Nel 1997 la rottura.

«Nel ’97 Silipo è esonerato, arriva Sonetti e retrocediamo in C. Gli anni in serie A avevano svuotato le casse della società, non c’erano più soldi e Luzzara mi chiese di tagliare due squadre giovanili. Avevo appena centrato il 3° posto a Viareggio con Lucchini, Arcari, Castellini e gli altri, ma la Primavera in C non si poteva fare e così decisi di lasciare».

Lei ha allevato tanti campioni, a partire da Vialli, e vinto una Coppa Italia Primavera.

«Accadde nel 1987 con avversari top. Arrivammo alle finali grazie a un 7-1 col Torino, che non fu malcontento che portassimo via il posto alla Juventus...».

Il più forte giovane che ha allenato?

«Alessio Pirri: tecnica notevole, senso tattico eccezionale. In Nazionale era coi coetanei Totti e Morfeo, ma il fisico non lo ha accompagnato nella crescita.
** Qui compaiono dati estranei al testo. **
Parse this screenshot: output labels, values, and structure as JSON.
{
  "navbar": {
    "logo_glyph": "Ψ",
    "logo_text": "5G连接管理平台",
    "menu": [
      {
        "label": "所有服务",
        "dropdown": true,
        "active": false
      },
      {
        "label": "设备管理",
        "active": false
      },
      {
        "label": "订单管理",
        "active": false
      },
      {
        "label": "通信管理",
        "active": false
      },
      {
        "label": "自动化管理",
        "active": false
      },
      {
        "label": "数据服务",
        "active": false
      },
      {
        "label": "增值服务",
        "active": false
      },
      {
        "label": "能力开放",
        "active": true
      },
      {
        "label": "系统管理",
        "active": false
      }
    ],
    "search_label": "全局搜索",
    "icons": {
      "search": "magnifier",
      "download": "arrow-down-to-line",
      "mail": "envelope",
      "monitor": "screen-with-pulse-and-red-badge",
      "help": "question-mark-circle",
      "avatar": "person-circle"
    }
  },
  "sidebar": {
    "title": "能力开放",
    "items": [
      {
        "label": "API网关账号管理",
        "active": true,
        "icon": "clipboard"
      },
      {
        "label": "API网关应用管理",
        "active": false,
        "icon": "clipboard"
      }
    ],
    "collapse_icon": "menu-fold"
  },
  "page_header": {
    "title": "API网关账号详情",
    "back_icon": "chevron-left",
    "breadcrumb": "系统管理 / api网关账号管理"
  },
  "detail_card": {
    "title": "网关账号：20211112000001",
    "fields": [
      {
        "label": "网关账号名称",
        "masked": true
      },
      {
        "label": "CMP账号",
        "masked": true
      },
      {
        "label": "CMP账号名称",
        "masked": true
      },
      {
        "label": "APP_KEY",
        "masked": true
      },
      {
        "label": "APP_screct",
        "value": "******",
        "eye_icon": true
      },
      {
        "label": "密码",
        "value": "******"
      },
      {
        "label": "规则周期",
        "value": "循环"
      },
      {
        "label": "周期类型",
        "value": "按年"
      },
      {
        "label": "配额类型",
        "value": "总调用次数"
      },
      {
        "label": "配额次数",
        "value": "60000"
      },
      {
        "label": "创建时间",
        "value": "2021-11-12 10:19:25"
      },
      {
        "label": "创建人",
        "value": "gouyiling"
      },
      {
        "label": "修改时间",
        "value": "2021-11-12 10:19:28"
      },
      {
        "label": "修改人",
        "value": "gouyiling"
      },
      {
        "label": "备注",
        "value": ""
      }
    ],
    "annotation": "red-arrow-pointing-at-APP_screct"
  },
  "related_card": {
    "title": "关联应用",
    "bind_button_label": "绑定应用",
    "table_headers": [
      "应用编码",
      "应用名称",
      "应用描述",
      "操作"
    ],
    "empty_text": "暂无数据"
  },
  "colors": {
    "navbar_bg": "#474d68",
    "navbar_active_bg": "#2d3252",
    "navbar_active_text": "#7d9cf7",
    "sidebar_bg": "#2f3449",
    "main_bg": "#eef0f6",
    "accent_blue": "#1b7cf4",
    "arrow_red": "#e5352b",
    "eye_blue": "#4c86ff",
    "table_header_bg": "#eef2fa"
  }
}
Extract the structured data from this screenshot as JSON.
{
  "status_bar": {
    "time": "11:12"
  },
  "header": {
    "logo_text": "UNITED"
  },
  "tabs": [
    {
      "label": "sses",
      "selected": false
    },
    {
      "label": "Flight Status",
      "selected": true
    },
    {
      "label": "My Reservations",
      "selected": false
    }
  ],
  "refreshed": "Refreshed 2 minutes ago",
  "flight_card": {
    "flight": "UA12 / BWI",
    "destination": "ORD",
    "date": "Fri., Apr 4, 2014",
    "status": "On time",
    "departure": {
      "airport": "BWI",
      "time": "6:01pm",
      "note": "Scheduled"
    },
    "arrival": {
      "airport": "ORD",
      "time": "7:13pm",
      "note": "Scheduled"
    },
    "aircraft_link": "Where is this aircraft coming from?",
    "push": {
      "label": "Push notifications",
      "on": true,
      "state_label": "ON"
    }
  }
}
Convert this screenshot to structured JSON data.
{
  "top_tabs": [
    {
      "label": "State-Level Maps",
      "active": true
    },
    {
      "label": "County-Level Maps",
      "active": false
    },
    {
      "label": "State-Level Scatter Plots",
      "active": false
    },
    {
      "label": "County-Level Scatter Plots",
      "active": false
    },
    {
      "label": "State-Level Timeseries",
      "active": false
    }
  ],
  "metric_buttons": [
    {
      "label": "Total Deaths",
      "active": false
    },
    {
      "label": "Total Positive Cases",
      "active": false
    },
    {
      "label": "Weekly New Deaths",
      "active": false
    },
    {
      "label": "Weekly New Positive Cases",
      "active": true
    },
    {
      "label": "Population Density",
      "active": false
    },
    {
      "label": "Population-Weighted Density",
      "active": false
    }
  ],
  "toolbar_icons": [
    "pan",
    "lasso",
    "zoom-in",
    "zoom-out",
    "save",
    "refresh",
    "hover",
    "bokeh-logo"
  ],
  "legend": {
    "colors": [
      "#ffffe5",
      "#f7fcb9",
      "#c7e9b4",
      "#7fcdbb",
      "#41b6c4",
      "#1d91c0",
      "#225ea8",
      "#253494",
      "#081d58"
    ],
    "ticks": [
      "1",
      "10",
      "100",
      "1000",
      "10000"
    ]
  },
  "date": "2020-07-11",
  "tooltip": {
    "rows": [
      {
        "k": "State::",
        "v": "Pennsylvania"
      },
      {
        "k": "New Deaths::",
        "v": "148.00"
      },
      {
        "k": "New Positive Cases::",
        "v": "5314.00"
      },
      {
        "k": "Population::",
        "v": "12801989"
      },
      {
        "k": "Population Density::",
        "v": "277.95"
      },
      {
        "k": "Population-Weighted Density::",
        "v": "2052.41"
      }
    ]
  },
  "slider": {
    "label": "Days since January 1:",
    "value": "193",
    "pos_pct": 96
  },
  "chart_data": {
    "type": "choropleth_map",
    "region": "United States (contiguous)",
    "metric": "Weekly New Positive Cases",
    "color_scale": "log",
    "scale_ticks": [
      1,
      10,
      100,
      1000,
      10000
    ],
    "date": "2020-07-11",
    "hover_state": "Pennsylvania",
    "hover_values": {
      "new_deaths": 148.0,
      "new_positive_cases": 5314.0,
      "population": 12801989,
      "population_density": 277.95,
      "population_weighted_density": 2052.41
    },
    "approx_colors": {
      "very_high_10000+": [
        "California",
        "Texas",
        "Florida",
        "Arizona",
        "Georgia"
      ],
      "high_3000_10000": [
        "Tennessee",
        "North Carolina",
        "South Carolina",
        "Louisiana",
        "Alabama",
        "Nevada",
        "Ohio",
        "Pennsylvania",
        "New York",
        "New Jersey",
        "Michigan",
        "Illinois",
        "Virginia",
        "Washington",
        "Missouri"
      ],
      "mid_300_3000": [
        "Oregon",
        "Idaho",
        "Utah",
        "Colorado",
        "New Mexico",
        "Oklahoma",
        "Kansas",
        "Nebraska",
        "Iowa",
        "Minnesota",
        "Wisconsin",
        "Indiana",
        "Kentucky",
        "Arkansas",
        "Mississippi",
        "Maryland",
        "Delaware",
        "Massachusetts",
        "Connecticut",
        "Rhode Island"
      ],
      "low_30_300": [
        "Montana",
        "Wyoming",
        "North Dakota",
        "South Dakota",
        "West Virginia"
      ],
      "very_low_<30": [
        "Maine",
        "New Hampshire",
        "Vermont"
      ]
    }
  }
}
Poi è anche questione di testa».

L’allenatore migliore?

«Per la Cremo allenatore del secolo è stato nominato Simoni, ma lui era appoggiato da una società attrezzata. A Mondonico nessuno chiese nulla, e la serie A se l’è inventata lui. Poi certo c’era la competenza e la forza di Beppe Miglioli che teneva unito lo spogliatoio, ed Erminio Favalli con le sue conoscenze, tanto che la Cremo era amica di tutti. L’addio di Miglioli fu un duro colpo per Luzzara».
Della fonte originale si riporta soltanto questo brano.